Pastor Tim Keller says it well:
“When a city perceives a church as existing strictly and only for itself and its own members, the preaching of that church will not resonate with outsiders. But if neighbors see church members loving their city through astonishing, sacrificial deeds of compassion, they will be much more open to the church’s message. Deeds of mercy and justice should be done out of love, not simply as a means to the end of evangelism. And yet there is no better way for Christians to lay a foundation for evangelism than by doing justice.” Generous Justice, p. 142.
Reclaiming the relevancy of the church
THE GOSPEL IS ALWAYS RELEVANT. The only hope of the world is a saving relationship with Jesus Christ.
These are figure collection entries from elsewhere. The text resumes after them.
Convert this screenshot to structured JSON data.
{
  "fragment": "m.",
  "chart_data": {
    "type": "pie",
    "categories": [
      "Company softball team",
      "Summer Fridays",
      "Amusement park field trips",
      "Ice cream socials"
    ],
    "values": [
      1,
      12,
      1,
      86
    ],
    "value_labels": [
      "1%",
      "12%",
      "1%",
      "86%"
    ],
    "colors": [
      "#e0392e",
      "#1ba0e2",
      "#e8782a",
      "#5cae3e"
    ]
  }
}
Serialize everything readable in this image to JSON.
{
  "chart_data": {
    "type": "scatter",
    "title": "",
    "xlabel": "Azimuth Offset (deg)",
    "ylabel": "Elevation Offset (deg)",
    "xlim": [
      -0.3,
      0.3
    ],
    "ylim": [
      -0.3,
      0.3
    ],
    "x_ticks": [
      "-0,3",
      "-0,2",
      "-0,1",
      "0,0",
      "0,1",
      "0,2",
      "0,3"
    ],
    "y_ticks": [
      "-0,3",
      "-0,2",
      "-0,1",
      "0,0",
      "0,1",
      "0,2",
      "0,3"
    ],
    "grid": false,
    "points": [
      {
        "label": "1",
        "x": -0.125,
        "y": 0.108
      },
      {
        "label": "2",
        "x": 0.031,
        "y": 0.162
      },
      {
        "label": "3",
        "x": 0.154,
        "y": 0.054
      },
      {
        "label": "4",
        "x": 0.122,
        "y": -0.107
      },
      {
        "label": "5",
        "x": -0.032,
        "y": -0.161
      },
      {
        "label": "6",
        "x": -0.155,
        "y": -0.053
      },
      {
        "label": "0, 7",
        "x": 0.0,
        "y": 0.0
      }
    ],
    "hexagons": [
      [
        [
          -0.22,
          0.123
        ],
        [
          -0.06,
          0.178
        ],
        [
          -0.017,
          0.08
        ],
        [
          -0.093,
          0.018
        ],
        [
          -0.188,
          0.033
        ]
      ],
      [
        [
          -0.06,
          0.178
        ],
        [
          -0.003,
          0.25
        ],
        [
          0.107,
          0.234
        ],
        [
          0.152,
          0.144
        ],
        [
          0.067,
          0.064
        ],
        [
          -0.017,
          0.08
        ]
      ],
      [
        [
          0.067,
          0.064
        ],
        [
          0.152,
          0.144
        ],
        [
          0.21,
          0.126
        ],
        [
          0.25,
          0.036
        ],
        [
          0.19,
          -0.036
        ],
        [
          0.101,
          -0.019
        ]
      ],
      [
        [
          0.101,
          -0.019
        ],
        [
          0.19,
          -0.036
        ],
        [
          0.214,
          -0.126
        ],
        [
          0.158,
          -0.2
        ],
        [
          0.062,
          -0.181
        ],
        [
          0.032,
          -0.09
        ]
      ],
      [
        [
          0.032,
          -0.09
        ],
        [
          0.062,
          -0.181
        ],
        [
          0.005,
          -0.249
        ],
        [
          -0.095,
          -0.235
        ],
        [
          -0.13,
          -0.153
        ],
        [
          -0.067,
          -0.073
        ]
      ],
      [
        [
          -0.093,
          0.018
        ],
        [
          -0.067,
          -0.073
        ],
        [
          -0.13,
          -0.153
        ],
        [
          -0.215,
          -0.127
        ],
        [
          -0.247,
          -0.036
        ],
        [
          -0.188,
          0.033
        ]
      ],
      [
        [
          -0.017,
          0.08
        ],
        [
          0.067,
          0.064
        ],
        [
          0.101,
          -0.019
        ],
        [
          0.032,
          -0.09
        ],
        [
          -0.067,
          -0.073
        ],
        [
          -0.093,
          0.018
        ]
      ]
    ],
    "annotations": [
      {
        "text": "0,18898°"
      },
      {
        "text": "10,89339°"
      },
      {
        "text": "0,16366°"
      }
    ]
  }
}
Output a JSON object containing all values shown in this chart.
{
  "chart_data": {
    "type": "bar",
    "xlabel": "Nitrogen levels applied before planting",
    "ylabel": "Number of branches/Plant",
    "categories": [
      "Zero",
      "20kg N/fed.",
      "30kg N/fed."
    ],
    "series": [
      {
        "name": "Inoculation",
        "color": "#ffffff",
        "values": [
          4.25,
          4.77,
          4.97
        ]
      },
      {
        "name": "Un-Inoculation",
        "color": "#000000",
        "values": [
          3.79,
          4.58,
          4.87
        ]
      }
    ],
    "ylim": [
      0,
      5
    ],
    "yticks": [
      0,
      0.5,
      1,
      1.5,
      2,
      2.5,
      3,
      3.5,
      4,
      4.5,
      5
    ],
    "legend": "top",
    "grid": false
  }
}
That relationship should compel loving service toward others. The world can challenge our words, but the actions of humble servants over the centuries has always made a difference. If we want to recapture our voice, we must recapture our love. Love speaks louder than words.
If we want to love our neighbors then we should get to know our neighbors. That will happen by demonstrating loving concern for their needs. Do you have immigrant neighbors? Recognize the fear which exist in their neighborhoods and provide practical safety plans to help. Don’t know how. Come to Restore 117 and we’ll provide you with tools.
Do you have neighbors with criminal records? Why not help them through employment, license, housing and other issues? Not sure how. Come to Restore 117.
Do you have neighbor victims of domestic violence or family problems? Why not provide sound guidance and direction for them. Restore 117 will help. Want to engage millennials? They care about justice. Start a Justice for All group to engage them in taking action in the community. Go deeper in understanding the intersection between the gospel and justice. Better understand the issues of refugees and immigrants. Get equipped to love your neighbor at Restore 117.
Serving the legal needs of neighbors is not the only way to embody Christ’s love in a community. But it is powerful. Seeking justice for neighbors in need is a visible demonstration of the Kingdom.
Love your neighbor. Show up and be spurred forward. Together, let’s be relevant.